Jazz is not Blues and Blues is not Jazz.......


I have been a music fan all my life and listen to classic Jazz and female vocals mostly.  I did not see this throughout most of my life, but now some internet sites and more seem to lump Jazz and Blues into the same thought. 
B.B. King is great, but he is not Jazz.  Paul Desmond is great, but he is not Blues.   

Perhaps next Buck Owens will be considered Blues, or Lawrence Welk or let's have Buddy Holly as a Jazz artist? 

Trite, trivial and ill informed, it is all the rage in politics, why not music?




whatjd
For those lacking in technical or historical background, might I suggest one of Ted Gioia’s books. Former Stanford professor of music—and a Jazz musician. He demonstrates the tight linkage between Jazz and blues. And he’s quite readable as an added benefit. 

The Real Folk Blues, album titles of both Muddy Waters and Sonny Boy Williamson. I think of that "hybrid" genre designation in terms of rural, acoustic Blues. Before the southern blacks moved north, plugging their new electric guitars into small combo amps, in order to be heard above the din of the audiences in the big city bars they were now playing.

The obvious connection between Blues and Jazz is that is was originally predominantly performed by blacks. Jazz requires a more advanced degree of technical proficiency to be performed properly, at least imo. The musical structure of the songs of the two genres are very different; lots of Jazz is performed over long periods of no "modulation"---no chord changes, just improvising over one chord. It is the interaction between the musicians---the musicianship---that is the focus of the music. Other Jazz has very sophisticated chord structures, modulations, and arrangements (think Ellington and Basie).

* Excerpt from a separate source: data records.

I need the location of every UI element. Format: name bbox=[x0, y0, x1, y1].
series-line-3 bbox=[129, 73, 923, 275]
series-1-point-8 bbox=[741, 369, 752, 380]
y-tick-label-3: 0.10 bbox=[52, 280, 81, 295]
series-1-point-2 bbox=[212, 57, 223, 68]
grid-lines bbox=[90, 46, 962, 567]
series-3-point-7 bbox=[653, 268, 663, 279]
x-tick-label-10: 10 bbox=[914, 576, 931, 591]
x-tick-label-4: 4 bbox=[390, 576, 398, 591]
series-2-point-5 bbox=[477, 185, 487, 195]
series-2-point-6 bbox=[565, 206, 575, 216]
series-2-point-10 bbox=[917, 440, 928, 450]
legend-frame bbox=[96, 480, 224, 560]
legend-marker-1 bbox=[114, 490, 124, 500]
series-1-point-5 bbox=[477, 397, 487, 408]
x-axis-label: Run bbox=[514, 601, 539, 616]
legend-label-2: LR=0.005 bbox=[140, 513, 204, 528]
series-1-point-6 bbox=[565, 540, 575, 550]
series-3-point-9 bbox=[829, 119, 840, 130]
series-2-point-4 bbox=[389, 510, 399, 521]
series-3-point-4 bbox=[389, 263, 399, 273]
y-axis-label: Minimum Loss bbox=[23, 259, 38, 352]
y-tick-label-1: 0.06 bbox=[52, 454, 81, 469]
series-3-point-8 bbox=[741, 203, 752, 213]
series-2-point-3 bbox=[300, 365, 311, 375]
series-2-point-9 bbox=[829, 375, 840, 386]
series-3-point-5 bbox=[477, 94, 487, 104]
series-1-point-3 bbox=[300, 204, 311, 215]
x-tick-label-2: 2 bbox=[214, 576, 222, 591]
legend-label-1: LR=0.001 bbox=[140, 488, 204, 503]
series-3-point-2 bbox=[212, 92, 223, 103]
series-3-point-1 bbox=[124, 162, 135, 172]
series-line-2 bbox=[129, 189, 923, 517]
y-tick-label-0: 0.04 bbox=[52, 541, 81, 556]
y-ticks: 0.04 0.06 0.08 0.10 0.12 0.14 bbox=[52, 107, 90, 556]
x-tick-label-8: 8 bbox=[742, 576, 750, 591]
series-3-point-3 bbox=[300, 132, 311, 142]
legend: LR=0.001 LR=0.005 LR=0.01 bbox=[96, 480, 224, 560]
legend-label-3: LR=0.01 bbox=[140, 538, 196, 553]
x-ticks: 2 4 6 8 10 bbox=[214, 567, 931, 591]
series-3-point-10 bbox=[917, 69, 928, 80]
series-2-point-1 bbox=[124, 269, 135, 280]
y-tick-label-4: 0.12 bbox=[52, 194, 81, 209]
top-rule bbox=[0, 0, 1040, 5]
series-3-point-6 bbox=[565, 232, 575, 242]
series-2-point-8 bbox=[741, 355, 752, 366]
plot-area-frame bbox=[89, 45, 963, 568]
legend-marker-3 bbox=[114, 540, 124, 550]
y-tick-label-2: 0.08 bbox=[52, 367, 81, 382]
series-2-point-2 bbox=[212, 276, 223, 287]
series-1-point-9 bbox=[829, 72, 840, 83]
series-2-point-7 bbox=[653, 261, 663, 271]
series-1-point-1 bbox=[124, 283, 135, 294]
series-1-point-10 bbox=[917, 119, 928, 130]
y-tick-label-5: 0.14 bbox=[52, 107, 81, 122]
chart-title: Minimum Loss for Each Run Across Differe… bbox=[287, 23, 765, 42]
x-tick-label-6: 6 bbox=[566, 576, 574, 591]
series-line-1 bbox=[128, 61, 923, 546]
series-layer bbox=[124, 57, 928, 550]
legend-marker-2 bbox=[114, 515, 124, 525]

In contrast, lots of Blues songs have the traditional I-IV-V chord progression, with more formal song structures than lots of Jazz. An intro, 1st verse, 2nd verse, chorus, guitar solo over a verse chord progression, repeat the first verse, chorus, outro. Or a variation on that structure. Not all, but lots. The first time I saw the following (maybe a year before their first album was released), they were named The Steve Miller Blues Band. Boz Scaggs was just the band’s rhythm guitarist, playing chords on his Gibson ES335.

We white suburban (San Jose, CA) kids were first exposed to Blues by The Paul Butterfield Blues Band in ’66, so the English Blues/Rock bands that followed (Cream, The Jimi Hendrix Experience, Led Zeppelin, Fleetwood Mac) didn’t sound like real Blues to me. It sounded like a pale imitation, sort of like Pat Boone covering a Little Richard song. No offense, lovers of Cream, Hendrix, Zeppelin, and early-Fleetwood Mac fans ;-) .

To try and make that distinction shows 2 things: You know very little about either, and you don't know any serious musicians.

Another common denominator between Blues and Jazz is the absolute requirement of being able to "swing". It helps for other musicians, but is absolutely essential for drummers. You might be surprised by how many can’t play a good shuffle (what the swing feel is called in Blues), pure Rock drummers in particular. Not to disparage the dead, but Neil Peart revealed himself as being unable to swing when he performed at the tribute show he put together to honor the recently-deceased Buddy Rich. That’s not me talking Peart fans, that was a number of other pro drummers after the show.

One guitarist who can play both very well is Robben Ford. He was living in San Jose for a while in the early 70's, and I used to see him live regularly (the bassist in my senior year high school band was playing bass in The Charles Ford Band, named after Robben and his two brothers'---also in the band--- dad). Robben later joined Charlie Musselwhite's band, and later Miles Davis himself. Musselwhite and Miles---as Blues and Jazz as you can get, and very different from one another.

Glad you added that “other common denominator”. I was about to point that out as a response to your “obvious connection” of ethnicity comment. Putting ethnicity aside, swing is the most important component of both Blues and Jazz and another obvious common ground as you point out. And as your Neil Peart account describes so well, the reason that relative “difficulty“ is not as obvious as it may seem. Sure, from a music theory and “technical” standpoint, Jazz is usually more complicated; but, not always.  Take Miles’ “KOB”, most of those modal tunes are actually even simpler harmonically than many Blues tunes. I would bet BB could have played some relatively simple, but very tasty solos over some of those tunes. The tasty part? THAT’S the difficult part. There’s good reason why Jazz players often judge another player’s true mettle based on whether that other player can play the Blues.